Inilah PP 26 Tahun 2020 tentang Rehabilitasi dan Reklamasi Hutan
Dengan pertimbangan bahwa untuk memperoleh manfaat yang optimal dari hutan dan lahan bagi kesejahteraan masyarakat perlu pengelolaan hutan dan lahan sebaik-baiknya dengan tetap memperhatikan sifat, karakteristik, dan keutamaannya, serta selaras dengan fungsi konservasi, lindung, dan produksi.
Selain itu, dalam upaya memulihkan, mempertahankan, dan meningkatkan fungsi hutan dan lahan guna meningkatkan daya dukung, produktivitas, dan peranannya sebagai penyangga kehidupan perlu diselenggarakan rehabilitasi dan reklamasi hutan. Karena itulah, Peraturan Pemerintah (PP) Nomor 76 Tahun 2008 tentang Rehabilitasi dan Reklamasi Hutan belum dapat menampung perkembangan hukum dan kebutuhan masyarakat sehingga perlu diganti;
Atas dasar pertimbangan itu, pada 20 Mei 2020, Presiden Joko Widodo (Jokowi) telah menandatangani Peraturan Pemerintah (PP) Nomor 26 Tahun 2020 tentang Rehabilitasi dan Reklamasi Hutan. (Tautan:https://jdih.setkab.go.id/PUUdoc/176120/PP_Nomor_26_Tahun_2020.pdf)

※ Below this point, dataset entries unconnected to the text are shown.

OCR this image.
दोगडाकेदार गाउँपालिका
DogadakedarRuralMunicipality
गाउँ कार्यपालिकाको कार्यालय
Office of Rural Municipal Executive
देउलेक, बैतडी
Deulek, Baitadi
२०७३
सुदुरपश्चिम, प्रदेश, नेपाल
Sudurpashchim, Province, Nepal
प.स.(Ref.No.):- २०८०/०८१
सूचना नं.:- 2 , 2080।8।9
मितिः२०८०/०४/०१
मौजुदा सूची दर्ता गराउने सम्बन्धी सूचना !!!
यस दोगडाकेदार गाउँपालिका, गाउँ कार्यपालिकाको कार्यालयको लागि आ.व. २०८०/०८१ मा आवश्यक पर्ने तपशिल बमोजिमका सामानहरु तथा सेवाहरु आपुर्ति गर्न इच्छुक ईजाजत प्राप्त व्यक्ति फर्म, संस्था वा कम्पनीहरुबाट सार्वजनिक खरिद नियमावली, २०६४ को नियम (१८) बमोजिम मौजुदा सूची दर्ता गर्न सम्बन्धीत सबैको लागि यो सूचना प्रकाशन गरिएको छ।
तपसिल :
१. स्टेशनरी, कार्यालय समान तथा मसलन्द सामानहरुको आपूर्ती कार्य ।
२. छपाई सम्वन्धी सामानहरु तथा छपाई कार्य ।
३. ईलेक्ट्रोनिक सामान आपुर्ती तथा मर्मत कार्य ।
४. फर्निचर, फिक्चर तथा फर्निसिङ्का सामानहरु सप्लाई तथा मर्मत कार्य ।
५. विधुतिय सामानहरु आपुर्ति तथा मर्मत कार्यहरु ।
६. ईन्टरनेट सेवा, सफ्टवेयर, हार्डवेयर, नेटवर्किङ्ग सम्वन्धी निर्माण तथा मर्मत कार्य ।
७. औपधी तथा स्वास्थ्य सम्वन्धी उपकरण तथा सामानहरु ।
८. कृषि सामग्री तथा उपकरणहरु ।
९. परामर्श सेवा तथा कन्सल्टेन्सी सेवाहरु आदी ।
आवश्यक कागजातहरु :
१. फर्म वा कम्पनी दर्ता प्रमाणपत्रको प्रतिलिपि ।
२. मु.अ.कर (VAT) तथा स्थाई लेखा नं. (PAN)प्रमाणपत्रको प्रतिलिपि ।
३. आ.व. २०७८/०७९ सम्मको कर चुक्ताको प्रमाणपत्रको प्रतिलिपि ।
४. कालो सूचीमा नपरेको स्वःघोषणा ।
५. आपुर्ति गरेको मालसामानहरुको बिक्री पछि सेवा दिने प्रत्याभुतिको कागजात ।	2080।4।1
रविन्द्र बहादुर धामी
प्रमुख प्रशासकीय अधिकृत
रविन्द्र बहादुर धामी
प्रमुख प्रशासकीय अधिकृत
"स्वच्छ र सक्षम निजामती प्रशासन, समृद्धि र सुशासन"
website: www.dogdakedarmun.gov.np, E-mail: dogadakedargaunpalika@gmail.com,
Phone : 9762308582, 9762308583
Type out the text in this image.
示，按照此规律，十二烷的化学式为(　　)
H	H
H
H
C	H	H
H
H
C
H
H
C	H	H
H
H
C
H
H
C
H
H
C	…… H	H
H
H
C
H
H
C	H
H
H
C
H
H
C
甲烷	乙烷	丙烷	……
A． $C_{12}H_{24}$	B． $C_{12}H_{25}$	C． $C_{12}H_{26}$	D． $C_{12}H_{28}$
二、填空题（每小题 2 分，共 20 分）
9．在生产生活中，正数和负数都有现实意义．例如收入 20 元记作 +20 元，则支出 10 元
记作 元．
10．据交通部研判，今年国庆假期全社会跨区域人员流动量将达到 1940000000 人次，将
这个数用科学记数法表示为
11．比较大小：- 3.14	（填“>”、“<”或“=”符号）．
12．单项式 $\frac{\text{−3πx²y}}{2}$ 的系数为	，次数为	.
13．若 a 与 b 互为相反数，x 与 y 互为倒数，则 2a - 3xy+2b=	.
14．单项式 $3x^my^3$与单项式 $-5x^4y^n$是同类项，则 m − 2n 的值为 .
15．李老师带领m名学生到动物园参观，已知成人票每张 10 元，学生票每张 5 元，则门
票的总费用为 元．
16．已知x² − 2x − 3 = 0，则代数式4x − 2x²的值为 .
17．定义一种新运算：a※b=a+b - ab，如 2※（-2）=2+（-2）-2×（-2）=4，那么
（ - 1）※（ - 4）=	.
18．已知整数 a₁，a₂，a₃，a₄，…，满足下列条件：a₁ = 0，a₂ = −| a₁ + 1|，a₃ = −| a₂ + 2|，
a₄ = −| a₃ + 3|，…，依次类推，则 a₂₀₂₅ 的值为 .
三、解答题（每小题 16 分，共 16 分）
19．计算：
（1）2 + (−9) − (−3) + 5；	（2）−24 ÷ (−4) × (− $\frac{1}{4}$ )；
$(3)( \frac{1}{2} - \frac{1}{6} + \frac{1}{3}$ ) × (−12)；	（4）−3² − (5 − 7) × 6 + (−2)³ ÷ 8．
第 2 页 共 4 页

“Rehabilitasi dan Reklamasi Hutan merupakan bagian dari pengelolaan Hutan. Untuk menyelenggarakan rehabilitasi dan Reklamasi Hutan ditetapkan pola umum, kriteria dan standar rehabilitasi dan Reklamasi Hutan,’’ bunyi Pasal 2 dan 3 PP tersebut.
Pola umum rehabilitasi dan Reklamasi Hutan, sebagaimana dimaksud dalam Pasal 3, memuat: a. prinsip penyelenggaraan rehabilitasi dan Reklamasi Hutan; dan b. pendekatan penyelenggaraan rehabilitasi dan Reklamasi Hutan.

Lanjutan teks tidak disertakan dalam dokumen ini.